The tests provided a good example of the LLM’s mediocre judgement: it would tend to handle tests that had concurrency in them by writing lots of explicit waits, rather than using synchronization primitives to ensure that things happened in the right order (e.g. “wait 500ms for the server to start up” versus “wait on an MVar that the server will fill when it has started up”). Overall I think it’s right to say that the LLM is like a diligent junior programmer at the moment, and the tricky bit is trying to get it to write more senior code. Probably there is a lot of skill in this that I simply don’t have yet.

Misc thoughts

Amazing thing number 1: LLMs can write Haskell! And it mostly compiles! Including using third-party libraries! Honestly, this is just pretty damn impressive already. I thought the whole project might be a wash, but the LLM was basically able to do it.

I found the feedback loop disappointingly slow. I don’t know why, but it often seemed to take a very long time for aider to actually do something: the LLM would respond with some prose, then some long code blocks, and then finally it would go into find/replace mode (which involved more massive code blocks), all of which would stream in at a moderate pace.

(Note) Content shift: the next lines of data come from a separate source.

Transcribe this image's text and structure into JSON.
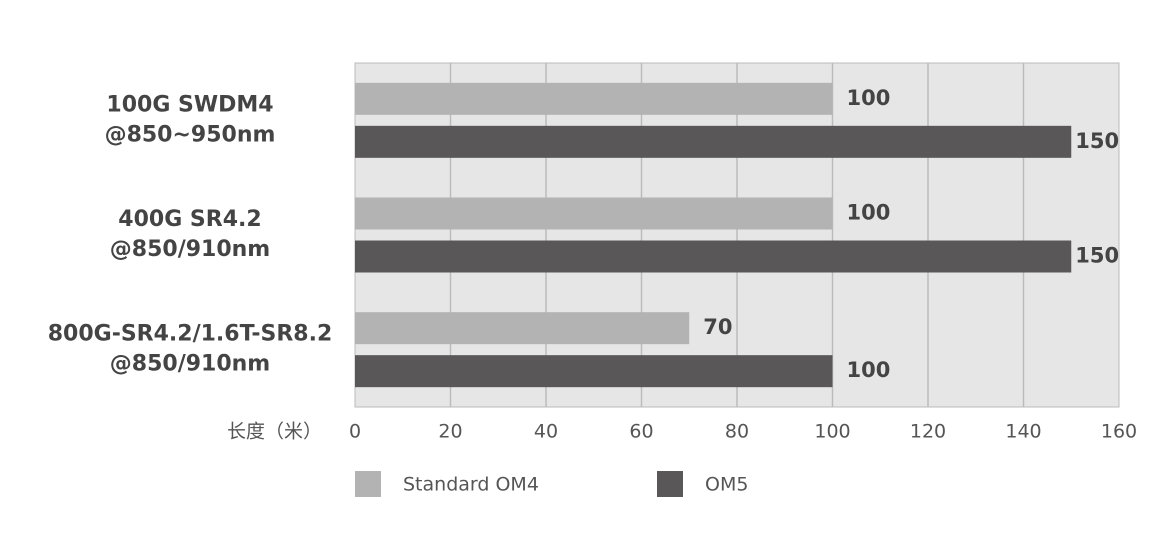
{
  "chart_data": {
    "type": "bar",
    "orientation": "horizontal",
    "categories": [
      [
        "100G SWDM4",
        "@850~950nm"
      ],
      [
        "400G SR4.2",
        "@850/910nm"
      ],
      [
        "800G-SR4.2/1.6T-SR8.2",
        "@850/910nm"
      ]
    ],
    "series": [
      {
        "name": "Standard OM4",
        "color": "#b3b3b3",
        "values": [
          100,
          100,
          70
        ]
      },
      {
        "name": "OM5",
        "color": "#595757",
        "values": [
          150,
          150,
          100
        ]
      }
    ],
    "x_label": "长度（米）",
    "xlim": [
      0,
      160
    ],
    "xticks": [
      0,
      20,
      40,
      60,
      80,
      100,
      120,
      140,
      160
    ],
    "grid": true
  }
}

In practice, I would often go away and do something else for a few minutes after asking for anything substantial. Decreasing the latency here massively improve the experience - quite possibly there are things you can do that I just don’t know about.

aider has lots of nice features, it’s worth exploring them. --subtree-only and prompt caching were pretty important for me.

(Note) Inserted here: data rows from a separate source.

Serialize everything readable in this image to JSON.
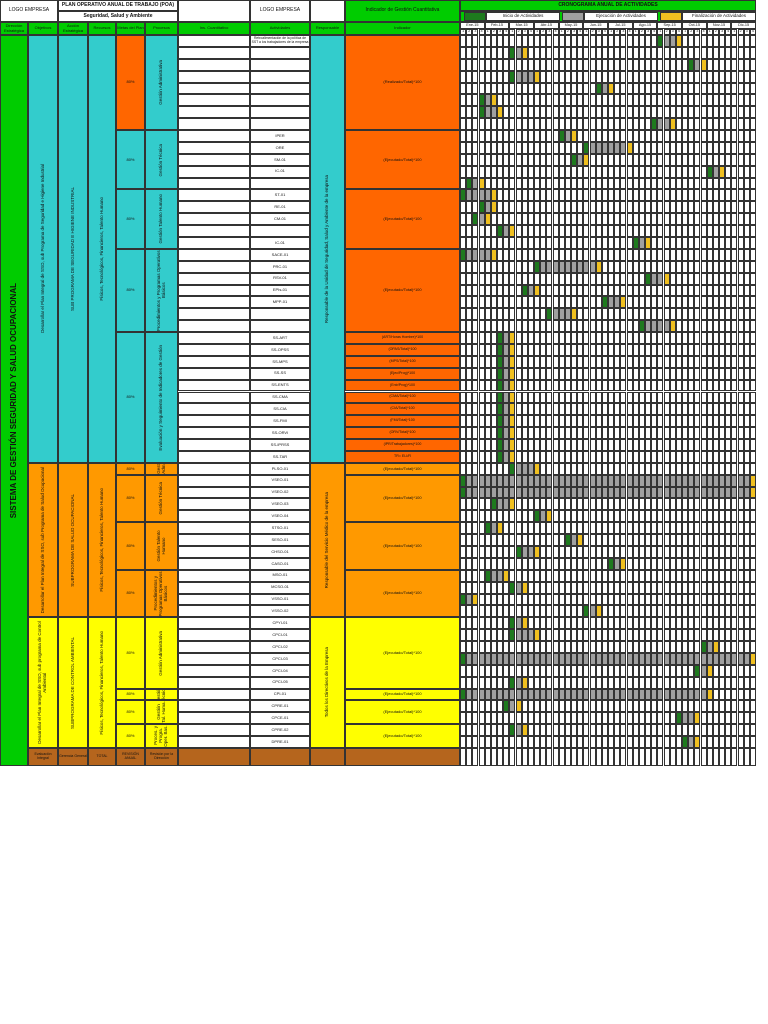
{
  "header": {
    "logo_left": "LOGO EMPRESA",
    "title": "PLAN OPERATIVO ANUAL DE TRABAJO (POA)",
    "subtitle": "Seguridad, Salud y Ambiente",
    "logo_right": "LOGO EMPRESA",
    "indicator_title": "Indicador de Gestión Cuantitativa",
    "schedule_title": "CRONOGRAMA ANUAL DE ACTIVIDADES",
    "legend": {
      "start": "Inicio de Actividades",
      "exec": "Ejecución de Actividades",
      "end": "Finalización de Actividades"
    }
  },
  "columns": [
    "Dirección Estratégica",
    "Objetivos",
    "Acción Estratégica",
    "Recursos",
    "Metas del Plan",
    "Procesos",
    "Ins. Cuantitativo",
    "Actividades",
    "Responsable",
    "Indicador"
  ],
  "months": [
    "Ene-15",
    "Feb-15",
    "Mar-15",
    "Abr-15",
    "May-15",
    "Jun-15",
    "Jul-15",
    "Ago-15",
    "Sep-15",
    "Oct-15",
    "Nov-15",
    "Dic-15"
  ],
  "week_numbers": [
    1,
    2,
    3,
    4
  ],
  "system": "SISTEMA DE GESTIÓN SEGURIDAD Y SALUD OCUPACIONAL",
  "sections": [
    {
      "color": "#33cccc",
      "indicator_color": "#ff6600",
      "objective": "Desarrollar el Plan Integral de SSO, sub Programa de Seguridad e Higiene Industrial",
      "action": "SUB PROGRAMA DE SEGURIDAD E HIGIENE INDUSTRIAL",
      "strategy": "Físicos, Tecnológicos, Financieros, Talento Humano",
      "responsible": "Responsable de la Unidad de Seguridad, Salud y Ambiente de la empresa",
      "subs": [
        {
          "meta": "80%",
          "meta_color": "#ff6600",
          "process": "Gestión Administrativa",
          "indicator": "(Realizado/Total)*100",
          "rows": [
            {
              "act": "Retroalimentación de la política de SST a los trabajadores de la empresa",
              "weeks": [
                32,
                35
              ]
            },
            {
              "weeks": [
                8,
                10
              ]
            },
            {
              "weeks": [
                37,
                39
              ]
            },
            {
              "weeks": [
                8,
                12
              ]
            },
            {
              "weeks": [
                22,
                24
              ]
            },
            {
              "weeks": [
                3,
                5
              ]
            },
            {
              "weeks": [
                3,
                6
              ]
            },
            {
              "weeks": [
                31,
                34
              ]
            }
          ]
        },
        {
          "meta": "80%",
          "process": "Gestión Técnica",
          "indicator": "(Ejecutado/Total)*100",
          "rows": [
            {
              "act": "IPER",
              "weeks": [
                16,
                18
              ]
            },
            {
              "act": "ORE",
              "weeks": [
                20,
                27
              ]
            },
            {
              "act": "SM-01",
              "weeks": [
                18,
                20
              ]
            },
            {
              "act": "IC-01",
              "weeks": [
                40,
                42
              ]
            },
            {
              "weeks": [
                1,
                3
              ]
            }
          ]
        },
        {
          "meta": "80%",
          "process": "Gestión Talento Humano",
          "indicator": "(Ejecutado/Total)*100",
          "rows": [
            {
              "act": "ST-01",
              "weeks": [
                0,
                5
              ]
            },
            {
              "act": "RE-01",
              "weeks": [
                3,
                5
              ]
            },
            {
              "act": "CM-01",
              "weeks": [
                2,
                4
              ]
            },
            {
              "weeks": [
                6,
                8
              ]
            },
            {
              "act": "IC-01",
              "weeks": [
                28,
                30
              ]
            }
          ]
        },
        {
          "meta": "80%",
          "process": "Procedimientos y Programas Operativos Básicos",
          "indicator": "(Ejecutado/Total)*100",
          "rows": [
            {
              "act": "SACE-01",
              "weeks": [
                0,
                5
              ]
            },
            {
              "act": "PRC-01",
              "weeks": [
                12,
                22
              ]
            },
            {
              "act": "RSV-01",
              "weeks": [
                30,
                33
              ]
            },
            {
              "act": "EPIs-01",
              "weeks": [
                10,
                12
              ]
            },
            {
              "act": "MPP-01",
              "weeks": [
                23,
                26
              ]
            },
            {
              "weeks": [
                14,
                18
              ]
            },
            {
              "weeks": [
                29,
                34
              ]
            }
          ]
        },
        {
          "meta": "80%",
          "process": "Evaluación y Seguimiento de Indicadores de Gestión",
          "rows": [
            {
              "act": "SS-ART",
              "indicator": "(ART/Horas Hombre)*100",
              "weeks": [
                6,
                8
              ]
            },
            {
              "act": "SS-OPSS",
              "indicator": "(OPAS/Total)*100",
              "weeks": [
                6,
                8
              ]
            },
            {
              "act": "SS-MPS",
              "indicator": "(MPS/Total)*100",
              "weeks": [
                6,
                8
              ]
            },
            {
              "act": "SS-SS",
              "indicator": "(Ejec/Prog)*100",
              "weeks": [
                6,
                8
              ]
            },
            {
              "act": "SS-ENTS",
              "indicator": "(Entr/Prog)*100",
              "weeks": [
                6,
                8
              ]
            },
            {
              "act": "SS-CMA",
              "indicator": "(CMA/Total)*100",
              "weeks": [
                6,
                8
              ]
            },
            {
              "act": "SS-CIA",
              "indicator": "(CIA/Total)*100",
              "weeks": [
                6,
                8
              ]
            },
            {
              "act": "SS-FMI",
              "indicator": "(FMI/Total)*100",
              "weeks": [
                6,
                8
              ]
            },
            {
              "act": "SS-ORVI",
              "indicator": "(ORV/Total)*100",
              "weeks": [
                6,
                8
              ]
            },
            {
              "act": "SS-IPRSS",
              "indicator": "(IPR/Trabajadores)*100",
              "weeks": [
                6,
                8
              ]
            },
            {
              "act": "SS-TAR",
              "indicator": "TR= ELI/R",
              "weeks": [
                6,
                8
              ]
            }
          ]
        }
      ]
    },
    {
      "color": "#ff9900",
      "indicator_color": "#ff9900",
      "objective": "Desarrollar el Plan Integral de SSO, sub Programa de Salud Ocupacional",
      "action": "SUBPROGRAMA DE SALUD OCUPACIONAL",
      "strategy": "Físicos, Tecnológicos, Financieros, Talento Humano",
      "responsible": "Responsable del Servicio Médico de la empresa",
      "subs": [
        {
          "meta": "80%",
          "process": "Gest. Adm.",
          "indicator": "(Ejecutado/Total)*100",
          "rows": [
            {
              "act": "PLSO-01",
              "weeks": [
                8,
                12
              ]
            }
          ]
        },
        {
          "meta": "80%",
          "process": "Gestión Técnica",
          "indicator": "(Ejecutado/Total)*100",
          "rows": [
            {
              "act": "VSEO-01",
              "weeks": [
                0,
                47
              ]
            },
            {
              "act": "VSEO-02",
              "weeks": [
                0,
                47
              ]
            },
            {
              "act": "VSEO-03",
              "weeks": [
                5,
                8
              ]
            },
            {
              "act": "VSEO-04",
              "weeks": [
                12,
                14
              ]
            }
          ]
        },
        {
          "meta": "80%",
          "process": "Gestión Talento Humano",
          "indicator": "(Ejecutado/Total)*100",
          "rows": [
            {
              "act": "STSO-01",
              "weeks": [
                4,
                6
              ]
            },
            {
              "act": "SESO-01",
              "weeks": [
                17,
                19
              ]
            },
            {
              "act": "CHSO-01",
              "weeks": [
                9,
                12
              ]
            },
            {
              "act": "CASO-01",
              "weeks": [
                24,
                26
              ]
            }
          ]
        },
        {
          "meta": "80%",
          "process": "Procedimientos y Programas Operativos Básicos",
          "indicator": "(Ejecutado/Total)*100",
          "rows": [
            {
              "act": "MSO-01",
              "weeks": [
                4,
                7
              ]
            },
            {
              "act": "MCSO-01",
              "weeks": [
                8,
                10
              ]
            },
            {
              "act": "VSSO-01",
              "weeks": [
                0,
                2
              ]
            },
            {
              "act": "VSSO-02",
              "weeks": [
                20,
                22
              ]
            }
          ]
        }
      ]
    },
    {
      "color": "#ffff00",
      "indicator_color": "#ffff00",
      "objective": "Desarrollar el Plan Integral de SSO, sub programa de Control Ambiental",
      "action": "SUBPROGRAMA DE CONTROL AMBIENTAL",
      "strategy": "Físicos, Tecnológicos, Financieros, Talento Humano",
      "responsible": "Todos los Directivos de la Empresa",
      "subs": [
        {
          "meta": "80%",
          "process": "Gestión Administrativa",
          "indicator": "(Ejecutado/Total)*100",
          "rows": [
            {
              "act": "CPYI-01",
              "weeks": [
                8,
                10
              ]
            },
            {
              "act": "CPCI-01",
              "weeks": [
                8,
                12
              ]
            },
            {
              "act": "CPCI-02",
              "weeks": [
                39,
                41
              ]
            },
            {
              "act": "CPCI-03",
              "weeks": [
                0,
                47
              ]
            },
            {
              "act": "CPCI-04",
              "weeks": [
                38,
                40
              ]
            },
            {
              "act": "CPCI-05",
              "weeks": [
                8,
                10
              ]
            }
          ]
        },
        {
          "meta": "80%",
          "process": "Gestión Técnica",
          "indicator": "(Ejecutado/Total)*100",
          "rows": [
            {
              "act": "CPI-01",
              "weeks": [
                0,
                40
              ]
            }
          ]
        },
        {
          "meta": "80%",
          "process": "Gestión Tal. Huma.",
          "indicator": "(Ejecutado/Total)*100",
          "rows": [
            {
              "act": "CPRE-01",
              "weeks": [
                7,
                9
              ]
            },
            {
              "act": "CPCE-01",
              "weeks": [
                35,
                38
              ]
            }
          ]
        },
        {
          "meta": "80%",
          "process": "Proces. y Progra. Oper. Bas.",
          "indicator": "(Ejecutado/Total)*100",
          "rows": [
            {
              "act": "CPRE-02",
              "weeks": [
                8,
                10
              ]
            },
            {
              "act": "DPRE-01",
              "weeks": [
                36,
                38
              ]
            }
          ]
        }
      ]
    }
  ],
  "footer": [
    "Evaluación Integral",
    "Gerencia General",
    "TOTAL",
    "REVISIÓN ANUAL",
    "Revisión por la Dirección"
  ]
}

LLMs can be decently good at fixing compiler errors or test failures. aider has a neat feature where you just run a command and send the output to the LLM, which can then try and fix the issue. However, it can also easily just make things worse, so I was often relcutant to do this and if the fix was obvious it was generally safer to do it myself.

Writing a little STYLE_GUIDE including things like your preferred libraries for various tasks was pretty handy. Some instructions were just impossibly hard for the LLM: we tend to use explicit import and export lists at work, and it really couldn’t manage that (working out exactly what things need to be imported is pretty hard!).

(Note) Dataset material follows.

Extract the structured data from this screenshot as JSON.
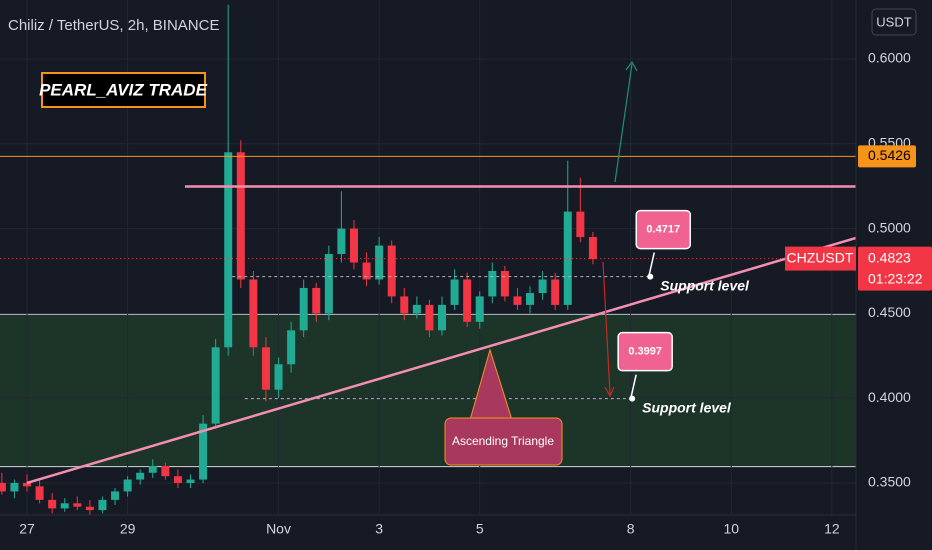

It also never really understood how I wanted it to document things - but again, maybe this is my problem. Were my instructions clear enough for a human? Probably not, so it’s perhaps unsurprising that the LLM didn’t understand. In some ways I think this could be quite a nice outcome of increasing adoption of LLMs for development: finally we will have clear and explicit guidance on the style and approach that an individual or team wants to apply to their codebase, because if isn’t clear and explicit, the LLMs won’t get it!

Conclusion

Overall I think I managed to do the project faster with the help of the LLM, and it would probably have been a lot faster if I’d known what I was doing. I got a decent project with a pretty good test suite and okay documentation. I spent about ~$60 on inference costs, which is a decent amount but really not a lot for a major productivity gain.

The main things preventing me from trying to use it more is:

  1. I found the process just generally quite annoying, much more so than just writing code myself. It felt like those days where you spend most of your day fighting with supporting tooling and don’t get to actually do much concrete work.
  2. Things generally got worse when trying to deal with more code and more context, so I don’t think it would deal well with my normal work which involves touching various bits of a much larger codeabase.

That said, a lot of that is my own skill with the tools, so do I think it’s worth investing more time in.